Semester 1: 30 credits
Core courses - 250 h
Thermochemistry, Propulsion 1, Basics of thermal sciences, Structural mechanics, Numerical methods, Flight mechanics, Foreign languages, French and European culture.
Semester 2: 30 credits
Core courses - 330 h
Research project, Foreign languages, French and European culture
Major 1: Aerodynamics-Propulsion - 125 h
Fluid mechanics, Gas dynamics, Propulsion 2, Metrology
Major 2: Structures-Materials - 125 h
Vibrations-Finite element method, Project in structures and materials, Materials science, Helicopters.
Semester 3: 30 credits
Core courses - 160 h
The research project, Foreign languages
Major 1: Energetics and Propulsion (EPROP) - 250 h
Turbulence, Combustion, Atomisation and two-phase flow, Two-phase combustion, Turbulent combustion, Turbomachinery, Rocket propulsion, Radiation in the semi-transparent environment, Turbulent heat exchange, New combustion mode for propulsion, Numerical combustion for engines
Major 2: High-Temperature Materials (HTM) - 250 h
Finite element modeling, Plasticity-viscoplasticity, Materials mechanical properties, Fracture mechanics, Fatigue, Atomic diffusion and applications, High-temperature alloys, Thermal barrier coatings for a gas turbine engine, Materials processing, Engineering failure analysis, Corrosion of engineering materials, Creep
Semester 4: 30 credits
Master thesis - 5 to 6 months
Students conduct a thesis in a company or a laboratory from the aeronautical area, in France or abroad.
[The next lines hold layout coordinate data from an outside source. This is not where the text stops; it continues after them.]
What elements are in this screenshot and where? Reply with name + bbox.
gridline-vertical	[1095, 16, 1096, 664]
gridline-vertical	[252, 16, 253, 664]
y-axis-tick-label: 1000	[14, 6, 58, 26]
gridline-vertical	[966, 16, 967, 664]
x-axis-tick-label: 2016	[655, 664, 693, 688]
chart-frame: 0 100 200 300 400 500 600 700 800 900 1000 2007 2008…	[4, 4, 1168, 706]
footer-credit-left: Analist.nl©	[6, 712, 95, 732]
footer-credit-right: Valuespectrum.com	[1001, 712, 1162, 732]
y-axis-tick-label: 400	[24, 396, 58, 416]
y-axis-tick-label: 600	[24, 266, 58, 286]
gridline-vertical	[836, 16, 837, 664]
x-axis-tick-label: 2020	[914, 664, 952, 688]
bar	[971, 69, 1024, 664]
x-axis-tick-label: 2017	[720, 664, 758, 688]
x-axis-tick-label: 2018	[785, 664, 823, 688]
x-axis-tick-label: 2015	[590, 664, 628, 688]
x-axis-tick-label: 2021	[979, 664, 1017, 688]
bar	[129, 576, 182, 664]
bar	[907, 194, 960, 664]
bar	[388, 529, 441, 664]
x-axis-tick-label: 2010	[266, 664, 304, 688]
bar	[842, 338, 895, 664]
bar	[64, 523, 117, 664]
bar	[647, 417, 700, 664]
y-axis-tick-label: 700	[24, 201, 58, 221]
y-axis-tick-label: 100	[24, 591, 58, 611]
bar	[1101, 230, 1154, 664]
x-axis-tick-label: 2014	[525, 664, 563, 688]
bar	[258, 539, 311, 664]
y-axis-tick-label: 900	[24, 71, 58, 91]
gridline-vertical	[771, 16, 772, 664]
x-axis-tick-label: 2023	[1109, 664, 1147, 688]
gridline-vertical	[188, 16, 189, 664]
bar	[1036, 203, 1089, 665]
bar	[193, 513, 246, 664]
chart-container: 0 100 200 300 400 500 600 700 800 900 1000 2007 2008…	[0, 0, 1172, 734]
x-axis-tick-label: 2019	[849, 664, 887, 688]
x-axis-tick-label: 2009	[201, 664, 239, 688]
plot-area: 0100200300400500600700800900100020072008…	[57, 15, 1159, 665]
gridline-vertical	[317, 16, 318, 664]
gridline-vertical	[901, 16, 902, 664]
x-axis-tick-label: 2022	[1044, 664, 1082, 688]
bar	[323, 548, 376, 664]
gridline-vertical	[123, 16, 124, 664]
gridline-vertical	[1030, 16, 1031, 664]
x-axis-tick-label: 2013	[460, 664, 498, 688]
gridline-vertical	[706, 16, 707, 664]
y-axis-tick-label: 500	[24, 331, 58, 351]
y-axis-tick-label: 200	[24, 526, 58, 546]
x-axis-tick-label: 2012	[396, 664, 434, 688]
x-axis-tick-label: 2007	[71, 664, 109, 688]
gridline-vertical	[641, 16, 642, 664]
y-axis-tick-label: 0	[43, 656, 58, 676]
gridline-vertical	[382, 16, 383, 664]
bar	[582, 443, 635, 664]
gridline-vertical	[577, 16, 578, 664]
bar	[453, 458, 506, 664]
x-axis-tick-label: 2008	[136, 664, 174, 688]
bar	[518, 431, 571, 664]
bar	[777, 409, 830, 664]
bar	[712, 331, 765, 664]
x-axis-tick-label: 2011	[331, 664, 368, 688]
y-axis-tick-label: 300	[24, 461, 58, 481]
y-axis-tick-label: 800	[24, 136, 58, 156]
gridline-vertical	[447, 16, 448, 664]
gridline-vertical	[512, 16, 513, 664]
The project is supervised by a tutor from the host organization and from ISAE-ENSMA. The Master thesis is concluded by the preparation of a report and a public defense.
Scholarships and Funding
- Scholarships may be awarded (on merit).
- GIFAS Program of excellence: allocation of a tuition waiver for the first year of the program only.
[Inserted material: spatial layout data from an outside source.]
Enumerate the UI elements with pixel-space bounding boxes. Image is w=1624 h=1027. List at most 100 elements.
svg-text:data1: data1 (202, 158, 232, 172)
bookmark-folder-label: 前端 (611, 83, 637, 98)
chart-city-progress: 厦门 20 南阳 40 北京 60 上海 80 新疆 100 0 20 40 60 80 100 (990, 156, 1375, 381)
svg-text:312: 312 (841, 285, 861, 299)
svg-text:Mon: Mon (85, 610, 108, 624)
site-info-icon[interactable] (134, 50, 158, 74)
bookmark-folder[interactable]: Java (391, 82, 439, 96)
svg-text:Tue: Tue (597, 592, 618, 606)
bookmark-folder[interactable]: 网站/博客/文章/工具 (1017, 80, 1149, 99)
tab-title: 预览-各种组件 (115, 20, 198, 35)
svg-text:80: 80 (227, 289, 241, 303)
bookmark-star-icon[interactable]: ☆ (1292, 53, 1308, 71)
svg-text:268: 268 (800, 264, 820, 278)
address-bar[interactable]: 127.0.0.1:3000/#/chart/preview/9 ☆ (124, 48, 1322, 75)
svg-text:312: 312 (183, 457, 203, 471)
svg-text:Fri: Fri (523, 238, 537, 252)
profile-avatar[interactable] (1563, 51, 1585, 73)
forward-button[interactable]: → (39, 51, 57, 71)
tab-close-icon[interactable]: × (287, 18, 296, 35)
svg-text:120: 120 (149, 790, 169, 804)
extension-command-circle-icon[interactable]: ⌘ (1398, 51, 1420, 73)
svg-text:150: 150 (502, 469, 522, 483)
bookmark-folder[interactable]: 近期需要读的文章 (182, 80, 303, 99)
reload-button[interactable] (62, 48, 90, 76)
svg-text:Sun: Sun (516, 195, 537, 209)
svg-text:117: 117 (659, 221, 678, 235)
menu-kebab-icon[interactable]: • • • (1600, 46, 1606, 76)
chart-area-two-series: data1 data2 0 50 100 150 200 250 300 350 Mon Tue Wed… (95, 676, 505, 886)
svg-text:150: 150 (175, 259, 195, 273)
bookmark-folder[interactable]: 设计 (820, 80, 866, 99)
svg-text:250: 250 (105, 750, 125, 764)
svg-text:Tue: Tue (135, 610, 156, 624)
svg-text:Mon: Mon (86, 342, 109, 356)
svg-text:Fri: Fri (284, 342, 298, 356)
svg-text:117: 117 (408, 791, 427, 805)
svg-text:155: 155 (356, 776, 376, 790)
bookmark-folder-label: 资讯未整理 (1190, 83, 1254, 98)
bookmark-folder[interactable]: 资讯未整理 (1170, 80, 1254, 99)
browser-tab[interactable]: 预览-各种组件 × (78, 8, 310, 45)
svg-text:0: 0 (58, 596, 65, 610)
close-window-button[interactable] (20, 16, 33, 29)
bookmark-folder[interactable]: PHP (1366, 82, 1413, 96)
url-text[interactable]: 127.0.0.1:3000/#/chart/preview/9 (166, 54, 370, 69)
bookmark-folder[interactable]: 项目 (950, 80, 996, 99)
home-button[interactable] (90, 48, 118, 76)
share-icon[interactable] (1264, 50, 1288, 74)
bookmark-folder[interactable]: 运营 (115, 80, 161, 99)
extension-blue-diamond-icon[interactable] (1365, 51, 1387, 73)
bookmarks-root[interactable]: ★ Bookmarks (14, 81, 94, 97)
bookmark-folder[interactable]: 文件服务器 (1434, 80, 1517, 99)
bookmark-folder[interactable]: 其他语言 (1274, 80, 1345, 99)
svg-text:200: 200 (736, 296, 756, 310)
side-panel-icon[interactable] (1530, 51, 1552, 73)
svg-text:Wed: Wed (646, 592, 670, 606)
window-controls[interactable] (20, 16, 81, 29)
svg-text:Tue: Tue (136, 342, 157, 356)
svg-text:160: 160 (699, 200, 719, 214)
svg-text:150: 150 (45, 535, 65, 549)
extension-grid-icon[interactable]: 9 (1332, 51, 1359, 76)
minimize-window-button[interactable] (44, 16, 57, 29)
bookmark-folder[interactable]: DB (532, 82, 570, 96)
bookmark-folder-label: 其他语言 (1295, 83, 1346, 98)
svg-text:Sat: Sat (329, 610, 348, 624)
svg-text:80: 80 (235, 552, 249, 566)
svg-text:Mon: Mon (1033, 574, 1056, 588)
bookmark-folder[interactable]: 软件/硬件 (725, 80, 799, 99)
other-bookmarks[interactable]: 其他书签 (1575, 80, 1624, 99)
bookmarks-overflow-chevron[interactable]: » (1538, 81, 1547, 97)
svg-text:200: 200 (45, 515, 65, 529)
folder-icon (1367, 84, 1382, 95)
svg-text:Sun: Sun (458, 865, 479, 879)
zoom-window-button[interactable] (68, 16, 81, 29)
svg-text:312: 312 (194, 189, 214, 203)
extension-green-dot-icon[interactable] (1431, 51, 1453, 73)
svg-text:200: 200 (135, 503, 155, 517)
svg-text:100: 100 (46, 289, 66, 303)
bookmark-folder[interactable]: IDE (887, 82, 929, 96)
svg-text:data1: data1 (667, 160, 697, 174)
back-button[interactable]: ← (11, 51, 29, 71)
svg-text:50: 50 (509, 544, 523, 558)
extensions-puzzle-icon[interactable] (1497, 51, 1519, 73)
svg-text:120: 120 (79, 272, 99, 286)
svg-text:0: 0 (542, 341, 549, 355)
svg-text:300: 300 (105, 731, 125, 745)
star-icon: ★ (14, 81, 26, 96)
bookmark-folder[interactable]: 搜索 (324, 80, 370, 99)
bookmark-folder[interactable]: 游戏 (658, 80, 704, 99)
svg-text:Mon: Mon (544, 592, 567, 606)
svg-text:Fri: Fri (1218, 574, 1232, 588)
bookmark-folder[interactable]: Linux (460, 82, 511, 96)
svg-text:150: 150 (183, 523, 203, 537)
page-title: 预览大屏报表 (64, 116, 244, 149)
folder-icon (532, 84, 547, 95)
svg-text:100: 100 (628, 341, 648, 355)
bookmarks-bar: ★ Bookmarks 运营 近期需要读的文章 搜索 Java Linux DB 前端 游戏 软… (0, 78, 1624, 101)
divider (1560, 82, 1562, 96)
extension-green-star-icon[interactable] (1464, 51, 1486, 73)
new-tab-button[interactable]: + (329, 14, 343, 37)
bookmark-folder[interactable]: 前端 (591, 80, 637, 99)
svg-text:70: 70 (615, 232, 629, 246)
Graduates of the MSc AME can join R&D and R&T departments from the leading transportation and energy industries (mainly aeronautical engineering). The aeronautical area is strongly expanding and new markets are emerging, mainly in Asia. One of the issues of the transportation area is the design of cleaner and less expensive systems. It is possible thanks to an optimization process of propulsion systems and structures, but also thanks to important advances in technology. Using new combustion methods and new materials - lighter and higher temperature resistant - as well as the optimization, the design of systems has to come up to these issues. The students will be able to work either in international companies or in a research laboratory to carry on with a Ph.D. program.